Director Ian Jacobs of Powerfleet (NASDAQ: AIOT) receives 24,396 RSUs and holds over 4M shares
Rhea-AI Filing Summary
JACOBS IAN reported acquisition or exercise transactions in this Form 4 filing.
Powerfleet, Inc. director Ian Jacobs received a grant of 24,396 restricted stock units (RSUs) on May 18, 2026 under the company’s 2018 Incentive Plan as compensation for his board service. Each RSU represents one common share that vests in full on the earlier of the first anniversary of the grant date or the company’s next annual stockholder meeting, if he remains a director.

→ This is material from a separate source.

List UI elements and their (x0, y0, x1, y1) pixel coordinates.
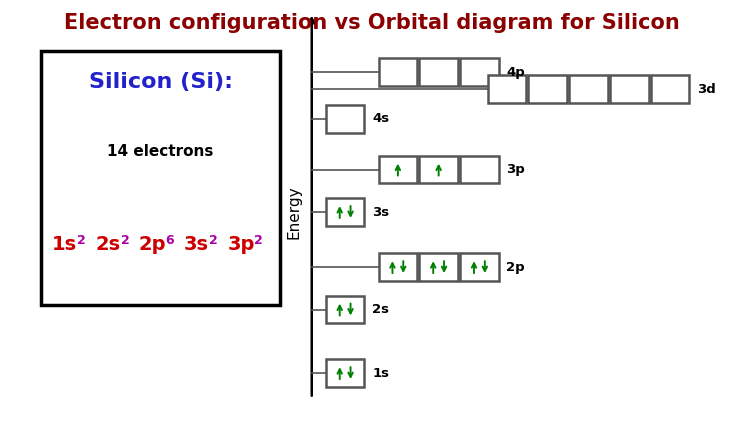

After this award, Jacobs directly holds 73,142 common shares. Indirectly, 3,982,432 common shares are held by 786 Partners LP and 402 Fund LP, over which he has voting and investment power, while disclaiming beneficial ownership except for his pecuniary interest. A prior pro rata distribution of 368,918 shares by 402 Fund LP reduced his indirect beneficial ownership, and no shares were sold in connection with that distribution.
Positive
- None.
Negative
- None.
Insider Trade Summary
| Type | Security | Shares | Price | Value |
|---|---|---|---|---|
| Grant/Award | Common Stock, par value $0.01 per share | 24,396 | $0.00 | -- |
| holding | Common Stock, par value $0.01 per share | -- | -- | -- |
Footnotes (1)
- On May 18, 2026 (the "Grant Date"), the reporting person was granted 24,396 restricted stock units ("RSUs") under the Powerfleet, Inc. 2018 Incentive Plan, as amended (the "2018 Plan"), in consideration of his services as a director of Powerfleet, Inc. (the "Company"). Each RSU represents a contingent right to receive one share of the Company's common stock, par value $0.01 per share, upon vesting. Subject to the terms and conditions of a restricted stock unit award agreement and the 2018 Plan, the RSUs vest in full on the earlier of (x) the first anniversary of the Grant Date and (y) the date of the Company's next annual meeting of stockholders, provided that the reporting person is serving as a director of the Company on such date. These securities are directly owned by 786 Partners LP and 402 Fund LP. The reporting person has voting and investment power over such securities. The reporting person disclaims beneficial ownership of these securities except to the extent of his pecuniary interest therein. Reflects a decrease in indirect beneficial ownership solely resulting from a pro rata distribution of 368,918 shares by 402 Fund LP that occurred prior to the transaction date of this report. No shares were sold by the reporting person in connection with such distribution.